Liebe Brüder und Schwestern, 

 

zum Gedenktag der Heiligen des Alten Bundes erinnern wir uns an zahlreiche biblische Begebenheiten: wunderbare, aber auch schreckliche Ereignisse, die mitunter einen offenbaren mythischen Untersatz erkennen lassen. Die Bücher des Alten Testamentes sind, zugegebenermaßen, in ihrem „Rohzustand“ für einen modernen Menschen kaum verständlich. Wenn schon die Juden zu biblischen Zeiten einen ausgeprägten Bedarf an Auslegung ihrer eigenen Geschichtsschreibung durch Schriftgelehrten hatten, so dürfte es jedem halbwegs klar denkenden Menschen heute bewusst sein, dass das Bemühen kulturell nicht in das Judentum eingebundener Individuen oder Gruppierungen, die Heilige Schrift in ihrer geistlichen Tiefe ohne göttlichen Beistand zu ergründen, ein hoffnungsloses Unterfangen ist. Wenn schon ein kurzes Bibelzitat von zehn voneinander unabhängigen Personen auf zehnfach verschiedene Weise gedeutet wird, wie kann dann Einmütigkeit bei der Bewertung der bisweilen mythisch verklärten Gesamtheit der verschiedenen Bücher des Alten Bundes entstehen? Mit rein menschlichem Denken ist das nicht vorstellbar.

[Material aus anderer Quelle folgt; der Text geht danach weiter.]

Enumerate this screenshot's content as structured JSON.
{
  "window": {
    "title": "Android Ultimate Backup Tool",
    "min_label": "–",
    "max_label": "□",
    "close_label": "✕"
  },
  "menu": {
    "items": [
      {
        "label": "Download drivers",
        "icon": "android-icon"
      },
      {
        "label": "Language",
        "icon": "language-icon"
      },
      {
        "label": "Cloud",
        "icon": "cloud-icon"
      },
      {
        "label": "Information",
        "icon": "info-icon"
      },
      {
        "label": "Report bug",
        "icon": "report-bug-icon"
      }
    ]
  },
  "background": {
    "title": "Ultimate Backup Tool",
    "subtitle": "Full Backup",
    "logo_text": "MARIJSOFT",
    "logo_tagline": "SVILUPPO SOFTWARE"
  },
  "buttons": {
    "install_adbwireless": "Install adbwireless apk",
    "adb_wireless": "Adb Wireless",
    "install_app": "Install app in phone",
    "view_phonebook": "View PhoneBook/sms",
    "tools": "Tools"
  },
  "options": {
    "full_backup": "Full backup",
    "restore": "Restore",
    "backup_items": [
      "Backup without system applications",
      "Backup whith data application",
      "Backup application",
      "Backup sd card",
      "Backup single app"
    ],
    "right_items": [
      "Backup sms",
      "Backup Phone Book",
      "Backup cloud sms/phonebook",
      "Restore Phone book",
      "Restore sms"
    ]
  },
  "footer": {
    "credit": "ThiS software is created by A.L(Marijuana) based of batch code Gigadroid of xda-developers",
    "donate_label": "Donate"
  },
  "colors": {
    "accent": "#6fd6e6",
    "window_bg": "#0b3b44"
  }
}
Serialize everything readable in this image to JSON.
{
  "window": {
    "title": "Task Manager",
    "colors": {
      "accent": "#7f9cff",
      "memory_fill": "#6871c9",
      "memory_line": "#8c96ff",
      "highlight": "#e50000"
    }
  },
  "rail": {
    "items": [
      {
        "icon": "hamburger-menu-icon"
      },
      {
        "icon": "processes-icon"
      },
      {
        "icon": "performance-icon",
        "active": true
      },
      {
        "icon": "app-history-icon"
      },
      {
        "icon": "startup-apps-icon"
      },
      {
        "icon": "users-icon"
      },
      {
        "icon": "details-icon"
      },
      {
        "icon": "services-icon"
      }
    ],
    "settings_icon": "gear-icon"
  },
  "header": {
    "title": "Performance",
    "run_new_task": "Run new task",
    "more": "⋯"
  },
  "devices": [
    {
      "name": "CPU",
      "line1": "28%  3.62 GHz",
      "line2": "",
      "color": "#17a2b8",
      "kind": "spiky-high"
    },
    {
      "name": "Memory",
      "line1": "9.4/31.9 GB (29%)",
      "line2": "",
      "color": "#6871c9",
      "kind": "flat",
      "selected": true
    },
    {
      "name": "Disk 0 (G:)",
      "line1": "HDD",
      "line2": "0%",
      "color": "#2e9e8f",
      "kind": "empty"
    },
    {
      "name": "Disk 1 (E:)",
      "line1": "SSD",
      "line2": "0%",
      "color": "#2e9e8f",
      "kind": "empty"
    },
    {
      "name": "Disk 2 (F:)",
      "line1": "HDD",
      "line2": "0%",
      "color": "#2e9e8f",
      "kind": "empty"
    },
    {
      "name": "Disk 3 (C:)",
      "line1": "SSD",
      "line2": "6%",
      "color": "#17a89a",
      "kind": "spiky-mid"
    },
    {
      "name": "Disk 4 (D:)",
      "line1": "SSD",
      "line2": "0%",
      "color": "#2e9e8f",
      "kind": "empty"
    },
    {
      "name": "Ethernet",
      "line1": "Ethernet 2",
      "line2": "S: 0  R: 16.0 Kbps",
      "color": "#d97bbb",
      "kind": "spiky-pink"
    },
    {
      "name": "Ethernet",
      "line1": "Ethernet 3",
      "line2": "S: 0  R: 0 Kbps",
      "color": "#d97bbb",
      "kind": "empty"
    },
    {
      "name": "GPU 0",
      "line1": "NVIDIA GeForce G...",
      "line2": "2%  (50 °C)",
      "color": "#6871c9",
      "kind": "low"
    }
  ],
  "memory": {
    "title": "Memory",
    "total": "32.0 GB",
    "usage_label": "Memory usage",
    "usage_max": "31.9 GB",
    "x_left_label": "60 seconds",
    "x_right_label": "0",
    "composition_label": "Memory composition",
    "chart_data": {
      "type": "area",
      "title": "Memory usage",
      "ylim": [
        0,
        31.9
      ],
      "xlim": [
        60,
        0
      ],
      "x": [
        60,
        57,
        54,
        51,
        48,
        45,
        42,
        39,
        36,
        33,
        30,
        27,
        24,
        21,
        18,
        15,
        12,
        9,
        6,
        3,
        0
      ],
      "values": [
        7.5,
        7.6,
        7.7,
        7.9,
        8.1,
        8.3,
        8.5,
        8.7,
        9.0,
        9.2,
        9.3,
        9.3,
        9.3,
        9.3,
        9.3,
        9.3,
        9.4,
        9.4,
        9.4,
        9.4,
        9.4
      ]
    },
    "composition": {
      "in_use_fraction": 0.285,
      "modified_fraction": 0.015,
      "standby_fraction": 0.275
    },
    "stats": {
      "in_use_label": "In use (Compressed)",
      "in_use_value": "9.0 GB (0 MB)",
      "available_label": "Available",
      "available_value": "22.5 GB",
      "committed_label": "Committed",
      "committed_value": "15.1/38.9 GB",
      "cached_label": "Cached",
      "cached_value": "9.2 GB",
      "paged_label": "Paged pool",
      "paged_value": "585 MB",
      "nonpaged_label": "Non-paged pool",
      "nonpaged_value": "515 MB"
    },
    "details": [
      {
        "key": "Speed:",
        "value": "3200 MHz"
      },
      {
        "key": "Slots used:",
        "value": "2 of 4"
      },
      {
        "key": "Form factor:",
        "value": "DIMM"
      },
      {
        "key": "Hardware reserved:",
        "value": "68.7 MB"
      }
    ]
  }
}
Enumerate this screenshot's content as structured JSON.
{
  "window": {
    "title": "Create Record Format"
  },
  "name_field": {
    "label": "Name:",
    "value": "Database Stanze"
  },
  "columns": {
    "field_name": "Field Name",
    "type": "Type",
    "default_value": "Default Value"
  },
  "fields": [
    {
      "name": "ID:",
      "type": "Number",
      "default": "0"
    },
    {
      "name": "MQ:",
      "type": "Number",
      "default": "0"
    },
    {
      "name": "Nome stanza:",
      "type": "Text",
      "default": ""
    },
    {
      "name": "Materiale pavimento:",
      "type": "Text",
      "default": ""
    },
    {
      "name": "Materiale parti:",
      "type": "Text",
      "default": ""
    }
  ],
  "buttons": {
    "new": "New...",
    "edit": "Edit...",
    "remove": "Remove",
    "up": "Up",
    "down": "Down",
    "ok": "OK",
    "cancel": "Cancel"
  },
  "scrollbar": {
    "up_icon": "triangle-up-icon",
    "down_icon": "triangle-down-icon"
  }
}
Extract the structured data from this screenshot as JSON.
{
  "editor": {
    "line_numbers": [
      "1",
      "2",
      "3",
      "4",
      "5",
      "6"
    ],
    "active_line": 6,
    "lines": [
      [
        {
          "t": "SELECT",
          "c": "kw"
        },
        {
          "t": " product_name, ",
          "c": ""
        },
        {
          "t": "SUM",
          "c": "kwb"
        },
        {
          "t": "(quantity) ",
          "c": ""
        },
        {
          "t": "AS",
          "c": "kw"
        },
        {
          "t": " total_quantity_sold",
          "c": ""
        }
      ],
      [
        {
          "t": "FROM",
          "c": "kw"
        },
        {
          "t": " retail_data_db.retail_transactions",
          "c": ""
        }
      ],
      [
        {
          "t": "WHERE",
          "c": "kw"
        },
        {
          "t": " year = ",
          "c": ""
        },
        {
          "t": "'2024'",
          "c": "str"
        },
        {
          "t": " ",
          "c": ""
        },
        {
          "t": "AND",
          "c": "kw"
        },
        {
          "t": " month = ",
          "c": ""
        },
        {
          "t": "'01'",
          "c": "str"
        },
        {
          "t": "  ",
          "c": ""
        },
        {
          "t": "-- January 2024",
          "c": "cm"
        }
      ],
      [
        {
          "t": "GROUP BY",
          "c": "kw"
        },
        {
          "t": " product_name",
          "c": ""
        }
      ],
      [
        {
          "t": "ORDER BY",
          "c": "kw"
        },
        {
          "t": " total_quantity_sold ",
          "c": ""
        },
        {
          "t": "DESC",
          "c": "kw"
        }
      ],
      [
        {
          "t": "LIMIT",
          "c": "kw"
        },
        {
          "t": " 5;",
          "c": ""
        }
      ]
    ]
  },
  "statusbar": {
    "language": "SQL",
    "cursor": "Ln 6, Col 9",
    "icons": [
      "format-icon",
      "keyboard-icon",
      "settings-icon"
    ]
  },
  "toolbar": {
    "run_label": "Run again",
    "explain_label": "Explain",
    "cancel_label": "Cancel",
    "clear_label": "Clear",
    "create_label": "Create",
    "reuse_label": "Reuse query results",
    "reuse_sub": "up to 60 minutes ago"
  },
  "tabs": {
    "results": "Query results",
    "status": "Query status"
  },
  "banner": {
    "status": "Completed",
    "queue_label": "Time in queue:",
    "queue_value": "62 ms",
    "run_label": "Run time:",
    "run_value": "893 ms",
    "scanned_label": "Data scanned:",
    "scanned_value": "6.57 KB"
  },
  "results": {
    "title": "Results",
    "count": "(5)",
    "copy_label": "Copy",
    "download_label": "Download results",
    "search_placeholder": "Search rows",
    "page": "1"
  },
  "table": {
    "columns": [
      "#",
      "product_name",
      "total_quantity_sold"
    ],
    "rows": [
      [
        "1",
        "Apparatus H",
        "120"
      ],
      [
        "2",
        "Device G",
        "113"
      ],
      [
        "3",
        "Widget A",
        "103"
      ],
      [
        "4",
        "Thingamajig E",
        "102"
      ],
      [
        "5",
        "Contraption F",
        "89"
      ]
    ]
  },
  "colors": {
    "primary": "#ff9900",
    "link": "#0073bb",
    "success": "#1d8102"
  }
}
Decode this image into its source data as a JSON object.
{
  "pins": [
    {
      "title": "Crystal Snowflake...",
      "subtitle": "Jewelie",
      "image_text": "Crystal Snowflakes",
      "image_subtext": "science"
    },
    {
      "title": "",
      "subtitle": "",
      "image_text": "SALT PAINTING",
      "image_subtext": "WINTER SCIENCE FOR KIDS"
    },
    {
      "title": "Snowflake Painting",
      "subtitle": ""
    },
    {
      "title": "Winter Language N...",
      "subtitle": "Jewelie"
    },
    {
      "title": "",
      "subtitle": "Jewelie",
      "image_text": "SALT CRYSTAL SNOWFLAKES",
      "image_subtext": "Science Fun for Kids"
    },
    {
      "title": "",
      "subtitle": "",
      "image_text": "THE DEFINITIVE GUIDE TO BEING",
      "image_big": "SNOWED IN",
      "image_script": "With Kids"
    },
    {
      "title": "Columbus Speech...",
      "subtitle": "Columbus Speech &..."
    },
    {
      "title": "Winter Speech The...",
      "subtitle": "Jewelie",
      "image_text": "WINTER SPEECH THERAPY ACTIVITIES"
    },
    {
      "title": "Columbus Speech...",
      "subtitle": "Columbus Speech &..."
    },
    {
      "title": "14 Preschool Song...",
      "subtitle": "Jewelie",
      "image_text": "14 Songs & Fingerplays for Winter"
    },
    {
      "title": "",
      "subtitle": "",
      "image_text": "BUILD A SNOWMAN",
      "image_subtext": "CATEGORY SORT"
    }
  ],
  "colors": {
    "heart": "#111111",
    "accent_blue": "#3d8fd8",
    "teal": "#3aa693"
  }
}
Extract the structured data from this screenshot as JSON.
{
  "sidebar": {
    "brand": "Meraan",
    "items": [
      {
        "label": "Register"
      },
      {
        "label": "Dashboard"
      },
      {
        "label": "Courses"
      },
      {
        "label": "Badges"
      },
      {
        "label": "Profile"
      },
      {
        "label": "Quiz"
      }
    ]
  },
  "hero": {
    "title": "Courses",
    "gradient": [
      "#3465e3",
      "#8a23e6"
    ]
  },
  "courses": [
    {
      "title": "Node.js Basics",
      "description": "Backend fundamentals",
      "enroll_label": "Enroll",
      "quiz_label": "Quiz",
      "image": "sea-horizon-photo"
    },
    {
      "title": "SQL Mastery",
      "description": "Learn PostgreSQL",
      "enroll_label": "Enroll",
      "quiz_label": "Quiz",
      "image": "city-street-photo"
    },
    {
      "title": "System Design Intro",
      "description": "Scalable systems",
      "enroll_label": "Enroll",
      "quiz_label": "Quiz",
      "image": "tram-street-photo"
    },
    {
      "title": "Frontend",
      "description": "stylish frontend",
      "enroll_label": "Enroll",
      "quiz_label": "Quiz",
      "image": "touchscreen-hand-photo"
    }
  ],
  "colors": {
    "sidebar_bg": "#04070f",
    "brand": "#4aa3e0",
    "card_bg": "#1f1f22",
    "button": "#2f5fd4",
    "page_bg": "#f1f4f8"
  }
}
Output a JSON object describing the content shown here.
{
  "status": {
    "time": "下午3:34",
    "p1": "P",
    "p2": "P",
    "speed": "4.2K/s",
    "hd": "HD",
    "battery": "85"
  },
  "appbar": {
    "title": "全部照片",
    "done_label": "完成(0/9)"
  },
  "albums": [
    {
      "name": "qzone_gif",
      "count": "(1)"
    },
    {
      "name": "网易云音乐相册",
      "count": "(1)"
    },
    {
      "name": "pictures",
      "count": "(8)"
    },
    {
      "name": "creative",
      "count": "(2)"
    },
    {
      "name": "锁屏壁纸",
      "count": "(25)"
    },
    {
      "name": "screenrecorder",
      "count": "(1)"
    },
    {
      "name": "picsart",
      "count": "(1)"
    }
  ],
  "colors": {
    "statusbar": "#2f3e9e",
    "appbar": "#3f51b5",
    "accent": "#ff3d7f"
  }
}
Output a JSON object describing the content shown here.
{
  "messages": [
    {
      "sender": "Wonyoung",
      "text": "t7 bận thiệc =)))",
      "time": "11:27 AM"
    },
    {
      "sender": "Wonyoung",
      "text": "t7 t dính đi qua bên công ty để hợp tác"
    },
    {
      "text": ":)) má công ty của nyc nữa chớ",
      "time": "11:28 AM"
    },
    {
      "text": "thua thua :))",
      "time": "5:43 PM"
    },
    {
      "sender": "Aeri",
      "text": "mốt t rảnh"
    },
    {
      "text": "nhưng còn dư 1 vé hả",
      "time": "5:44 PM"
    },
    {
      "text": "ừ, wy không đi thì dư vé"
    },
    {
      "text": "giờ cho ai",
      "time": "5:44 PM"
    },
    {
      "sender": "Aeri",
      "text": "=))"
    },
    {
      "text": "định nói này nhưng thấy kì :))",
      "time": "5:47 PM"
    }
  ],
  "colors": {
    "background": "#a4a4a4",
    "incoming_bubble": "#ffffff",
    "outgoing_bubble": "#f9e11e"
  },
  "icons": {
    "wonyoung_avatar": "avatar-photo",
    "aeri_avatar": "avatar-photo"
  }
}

Die uns allen seit unserer Kindheit vertrauten Geschichten der Stammväter Israels, Knechtschaft und Auszug aus Ägypten, die blutige Eroberung des Gelobten Landes mit der Ausrottung der heidnischen Völker, die beispiellose Untreue des Volkes zur Zeit der Richter, der einsame Kampf der Propheten gegen die Vielgötterei während der Epoche der Könige, dann Eroberung Jerusalems und babylonische Gefangenschaft, Zerstörung des Heiligtums und Untergang des Staatswesens – all das ist nur der historische Boden, auf dem der Messias in der Welt erscheinen sollte, und zwar völlig unabhängig davon, ob das romantische Empfinden zartbesaiteter Zeitgenossen für die vorangegangene Geschichte empfänglich war oder nicht. Nur Seine Niederkunft auf die Erde, der konsequente „Eintritt“ Gottes in die Geschichte des Menschen verleiht dem ganzen Alten Testament seinen Sinn und seine Daseinsberechtigung. Die Geschichte an sich ist aber so wie sie ist. Auch nach Christus. Nach den Worten Vater Alexander Schmemanns werden in der Bibel kaum einmal bedeutende Ereignisse aus weltgeschichtlicher Perspektive erwähnt. Das Territorium der im Alten Testament erwähnten Völker, deren Herrscher heute kaum jemand kennt, kann heutzutage binnen zwei Stunden überflogen werden. Aber das ist auch gar nicht wichtig. Der Herr Selbst wurde in einem Viehstall am Rande einer Kleinstadt in einer völlig unbedeutenden Randprovinz des Römischen Reiches geboren, so wie unsere Erde nur eine kleine Kugel am Rande unseres Sonnensystems ist. Christus kam nicht als „Weltverbesserer“, denn Gott liegt ja nichts an einer Veränderung des Weltgeschehens, sondern - der Menschen. Historische Faktoren bilden nur die äußeren Rahmenbedingungen für Gottes Heilswirken in der Welt, wofür die Erwähnung des Namens eines unbedeutenden römischen Statthalters in unserem Glaubensbekenntnis beispielhaft ist. Sie belegen lediglich die Verankerung des göttlichen Wirkens auch in dieser Welt.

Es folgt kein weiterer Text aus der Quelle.